My workflow would probably be something like this:

# (from a git clone in a "src" subdir)
[david@surprise src]$ cd ..
[david@surprise gcc-coding]$ mkdir build-static
[david@surprise gcc-coding]$ pushd build-static
# configure a traditional static build:
[david@surprise build-static]$ ../src/configure
# ...and do the 3-stage bootstrap:
[david@surprise build-static]$ make -j4
[david@surprise build-static]$ make -j4 check
[david@surprise build-static]$ popd
[david@surprise gcc-coding]$ mkdir build-shared
[david@surprise gcc-coding]$ pushd build-shared
# configure a shared-library-enabled build
# (obviously not the final configure flag):
[david@surprise build-shared]$ ../src/configure --enable-my-shared-stuff
# ...and do the 3-stage bootstrap:
[david@surprise build-shared]$ make -j4
[david@surprise build-shared]$ make -j4 check
[david@surprise build-shared]$ popd

What should the configure flag be called? See http://gcc.gnu.org/ml/gcc-patches/2013-07/msg00093.html for some notes on this.

Benchmarking

Changes that might have a performance impact can be benchmarked to mitigate risk.

I started a benchmarking suite here: http://git.engineering.redhat.com/?p=users/dmalcolm/gcc-benchmarking.git;a=summary

Debuggability

It’s important that the compiler is still debuggable.

TODO: add notes below on what the changes below do to the experience in gdb, and to the experience in valgrind.

Ability to Backport

All changes to the trunk impact the ability to backport other changes to older branches. To minimize increased pain of maintenance branches I will attempt to minimize the textual differences of the changes.

For example, many of the proposed changes involve converting functions to be methods of a class, with variables becoming fields.

In theory, field names should have trailing underscores, but we will not add them when making these changes, to minimize the patch delta: the bodies of most functions will be untouched.
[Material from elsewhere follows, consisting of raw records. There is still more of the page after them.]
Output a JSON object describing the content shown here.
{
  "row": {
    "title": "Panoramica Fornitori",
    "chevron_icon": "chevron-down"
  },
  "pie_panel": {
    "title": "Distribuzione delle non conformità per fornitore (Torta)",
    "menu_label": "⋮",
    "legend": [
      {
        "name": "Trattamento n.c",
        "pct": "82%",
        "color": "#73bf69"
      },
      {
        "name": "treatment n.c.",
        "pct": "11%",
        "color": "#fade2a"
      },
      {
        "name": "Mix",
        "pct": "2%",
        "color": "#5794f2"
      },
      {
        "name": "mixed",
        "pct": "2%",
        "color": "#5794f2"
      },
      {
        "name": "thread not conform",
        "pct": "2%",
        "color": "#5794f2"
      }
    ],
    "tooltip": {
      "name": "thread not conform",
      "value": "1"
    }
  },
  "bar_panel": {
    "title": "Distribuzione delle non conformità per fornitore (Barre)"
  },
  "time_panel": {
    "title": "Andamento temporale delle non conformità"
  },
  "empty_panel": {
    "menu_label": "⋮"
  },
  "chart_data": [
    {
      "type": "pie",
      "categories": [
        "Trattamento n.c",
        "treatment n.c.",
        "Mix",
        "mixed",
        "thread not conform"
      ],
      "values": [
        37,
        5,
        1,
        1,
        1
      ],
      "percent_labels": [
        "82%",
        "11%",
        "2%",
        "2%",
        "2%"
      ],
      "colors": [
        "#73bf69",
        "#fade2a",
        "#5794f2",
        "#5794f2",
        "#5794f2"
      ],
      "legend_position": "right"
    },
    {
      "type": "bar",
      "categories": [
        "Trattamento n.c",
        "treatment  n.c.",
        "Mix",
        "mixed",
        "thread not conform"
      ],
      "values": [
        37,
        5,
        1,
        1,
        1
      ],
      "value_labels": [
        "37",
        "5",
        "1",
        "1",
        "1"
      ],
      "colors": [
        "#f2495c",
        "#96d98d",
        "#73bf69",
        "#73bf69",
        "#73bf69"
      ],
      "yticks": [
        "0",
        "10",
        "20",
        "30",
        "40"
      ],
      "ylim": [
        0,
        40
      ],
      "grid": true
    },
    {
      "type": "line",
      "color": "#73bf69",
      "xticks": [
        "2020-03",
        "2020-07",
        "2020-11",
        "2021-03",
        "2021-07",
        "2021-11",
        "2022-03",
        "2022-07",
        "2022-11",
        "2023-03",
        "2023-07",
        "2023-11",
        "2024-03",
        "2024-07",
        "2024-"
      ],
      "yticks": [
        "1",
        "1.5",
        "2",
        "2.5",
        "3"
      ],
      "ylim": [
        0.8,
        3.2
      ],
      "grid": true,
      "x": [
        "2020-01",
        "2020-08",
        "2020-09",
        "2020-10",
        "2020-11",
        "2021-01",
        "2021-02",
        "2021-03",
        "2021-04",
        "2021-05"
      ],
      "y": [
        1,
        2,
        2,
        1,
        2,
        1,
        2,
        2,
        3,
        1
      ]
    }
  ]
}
Converting a function to a class method can be done with a patch of this form to the implementation:

--- foo.c
+++ foo.c

  void
+ some_class::
  impl_foo (void)
  {

without disturbing the internals of the file..

This would change the internal prototypes more substantially:

--- foo.c
+++ foo.c

- static void impl_foo (void);
- static void impl_bar (void);
+
+ class foo_state
+ {
+ public:
+   void impl_foo (void);
+ private:
+   void impl_bar (void);
+ }; // class foo_state

No New Requirements for Static Build

The plan calls for the use of thread-local-storage in a few places for the shared-library build, but such requirements must be confined to the shared-library build; they must not be needed in the global-state build, since some existing hosts may not support TLS.

GCC 4.9 schedule

One other concern is how all of this lines up with GCC 4.9’s schedule. These big internal reorganizations need to happen in stage 1 of the schedule, right? Not sure where that is calendar-wise, but my hope is to get the big reorg changes in sooner rather than later.